Dans l'Ogliastra, la fermeture des culurgiones était un savoir que les mères transmettaient aux filles, et l'épi de blé qui court sur le dos de chaque chausson est un vœu de moisson : on les faisait pour la fête des morts et pour les mariages, on les offrait aux voisins. L'IGP obtenue en 2015 fixe la farce, pommes de terre, pecorino, menthe, ail, et la fermeture à la main. Il n'y a pas de raccourci : un culurgione fermé à la fourchette n'en est pas un.
La farce se fait la veille, ou au moins trois heures avant, parce qu'elle doit être froide et ferme. Un kilo de pommes de terre à chair farineuse, cuites en robe, pelées chaudes et passées au presse-purée, jamais au mixeur qui les rendrait collantes. Pendant qu'elles sont chaudes, on verse dessus 8 cl d'huile d'olive dans laquelle deux gousses d'ail écrasées ont infusé à feu doux dix minutes, puis retirées ; puis 250 g de pecorino sarde râpé, une partie jeune et douce, une partie affinée et salée, et une vingtaine de feuilles de menthe fraîche hachées fin. Du sel s'il en manque, du poivre. On mélange à la main jusqu'à une purée lisse et sèche, et on laisse refroidir complètement : chaude, elle percerait la pâte et elle serait impossible à façonner.
La pâte est une pâte de semoule fine de blé dur, sans œuf : 400 g de semoule, 20 cl d'eau tiède, une cuillère d'huile, une pincée de sel, pétrie dix minutes jusqu'à ce qu'elle soit lisse et élastique, reposée trente minutes sous un bol. Elle est plus ferme qu'une pâte à l'œuf, et c'est ce qui permet la tresse. On l'étire à 2 mm, pas plus fin, et on découpe des disques de 8 cm.

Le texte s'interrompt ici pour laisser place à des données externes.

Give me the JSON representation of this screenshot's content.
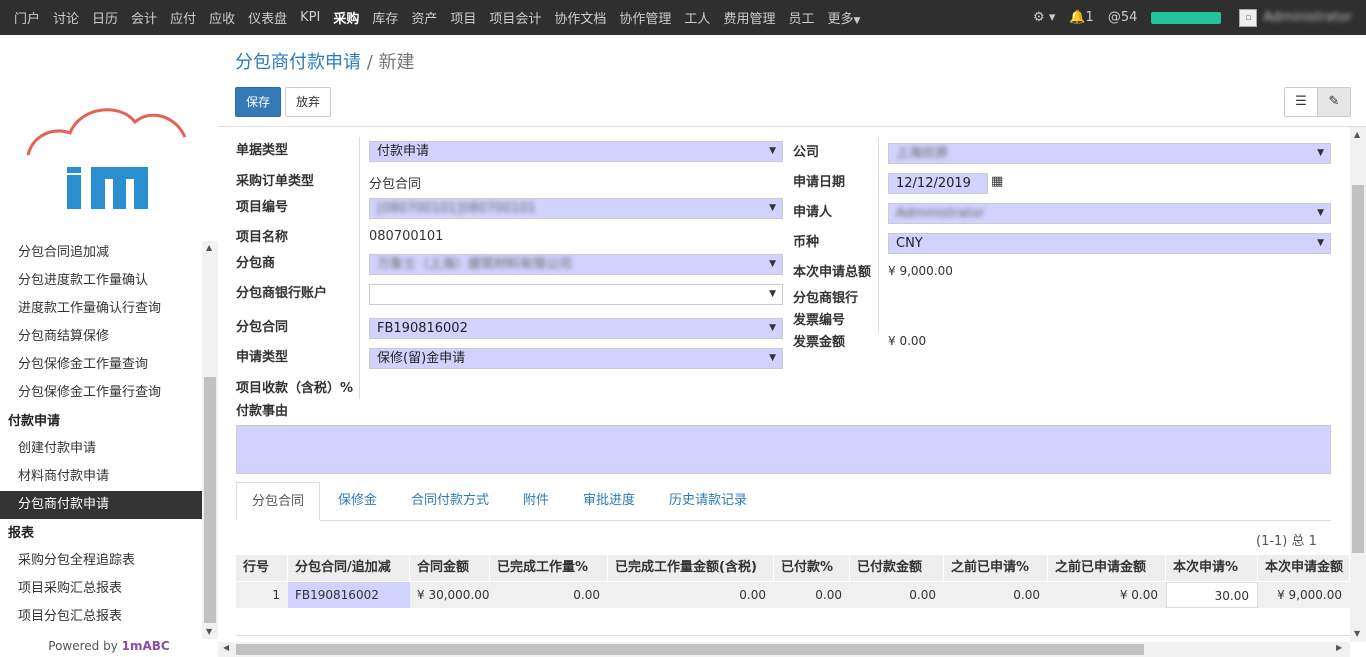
{
  "topnav": {
    "items": [
      "门户",
      "讨论",
      "日历",
      "会计",
      "应付",
      "应收",
      "仪表盘",
      "KPI",
      "采购",
      "库存",
      "资产",
      "项目",
      "项目会计",
      "协作文档",
      "协作管理",
      "工人",
      "费用管理",
      "员工",
      "更多"
    ],
    "active_index": 8,
    "notification_count": "1",
    "mention_count": "54",
    "user_name": "Administrator"
  },
  "sidebar": {
    "items": [
      {
        "type": "item",
        "label": "分包合同追加减"
      },
      {
        "type": "item",
        "label": "分包进度款工作量确认"
      },
      {
        "type": "item",
        "label": "进度款工作量确认行查询"
      },
      {
        "type": "item",
        "label": "分包商结算保修"
      },
      {
        "type": "item",
        "label": "分包保修金工作量查询"
      },
      {
        "type": "item",
        "label": "分包保修金工作量行查询"
      },
      {
        "type": "header",
        "label": "付款申请"
      },
      {
        "type": "item",
        "label": "创建付款申请"
      },
      {
        "type": "item",
        "label": "材料商付款申请"
      },
      {
        "type": "item",
        "label": "分包商付款申请",
        "active": true
      },
      {
        "type": "header",
        "label": "报表"
      },
      {
        "type": "item",
        "label": "采购分包全程追踪表"
      },
      {
        "type": "item",
        "label": "项目采购汇总报表"
      },
      {
        "type": "item",
        "label": "项目分包汇总报表"
      }
    ],
    "powered_prefix": "Powered by ",
    "powered_brand": "1mABC"
  },
  "breadcrumb": {
    "parent": "分包商付款申请",
    "sep": "/",
    "current": "新建"
  },
  "buttons": {
    "save": "保存",
    "discard": "放弃"
  },
  "form": {
    "doc_type_label": "单据类型",
    "doc_type_value": "付款申请",
    "po_type_label": "采购订单类型",
    "po_type_value": "分包合同",
    "project_code_label": "项目编号",
    "project_code_value": "[080700101]080700101",
    "project_name_label": "项目名称",
    "project_name_value": "080700101",
    "subcontractor_label": "分包商",
    "subcontractor_value": "万象士（上海）建筑材料有限公司",
    "bank_account_label": "分包商银行账户",
    "bank_account_value": "",
    "contract_label": "分包合同",
    "contract_value": "FB190816002",
    "apply_type_label": "申请类型",
    "apply_type_value": "保修(留)金申请",
    "income_label": "项目收款（含税）%",
    "reason_label": "付款事由",
    "company_label": "公司",
    "company_value": "上海玖骅",
    "date_label": "申请日期",
    "date_value": "12/12/2019",
    "applicant_label": "申请人",
    "applicant_value": "Administrator",
    "currency_label": "币种",
    "currency_value": "CNY",
    "total_label": "本次申请总额",
    "total_value": "¥ 9,000.00",
    "sub_bank_label": "分包商银行",
    "invoice_no_label": "发票编号",
    "invoice_amount_label": "发票金额",
    "invoice_amount_value": "¥ 0.00"
  },
  "tabs": [
    "分包合同",
    "保修金",
    "合同付款方式",
    "附件",
    "审批进度",
    "历史请款记录"
  ],
  "pager": "(1-1) 总 1",
  "grid": {
    "headers": [
      "行号",
      "分包合同/追加减",
      "合同金额",
      "已完成工作量%",
      "已完成工作量金额(含税)",
      "已付款%",
      "已付款金额",
      "之前已申请%",
      "之前已申请金额",
      "本次申请%",
      "本次申请金额"
    ],
    "row": [
      "1",
      "FB190816002",
      "¥ 30,000.00",
      "0.00",
      "0.00",
      "0.00",
      "0.00",
      "0.00",
      "¥ 0.00",
      "30.00",
      "¥ 9,000.00"
    ]
  },
  "colors": {
    "topbar": "#2f2f2f",
    "accent": "#337ab7",
    "required_field": "#d2d2ff",
    "status_bar": "#22c29a"
  }
}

La fermeture : une boule de farce de la taille d'une noix, allongée, au centre du disque ; on tient le disque dans la paume gauche, on le replie en demi-lune sans souder, et l'on commence par pincer la pointe du bas entre le pouce et l'index de la main droite. Puis on pince à gauche, en rabattant un petit pli de pâte vers le centre, puis à droite, en rabattant le pli suivant par-dessus, et l'on remonte ainsi, gauche, droite, gauche, droite, chaque pli chevauchant le précédent, jusqu'au sommet, que l'on pince et que l'on tord pour le fermer. Le dos du culurgione porte alors un épi de blé, une tresse de huit à dix plis, et chaque pli est une soudure. Les cinq premiers sont laids, les vingt suivants sont beaux. Ils cuisent cinq minutes dans une grande eau salée, et se servent nappés d'une sauce tomate courte, cuite vingt minutes avec un oignon et du basilic, et couverts de pecorino râpé. Cinq ou six par personne, ils sont copieux.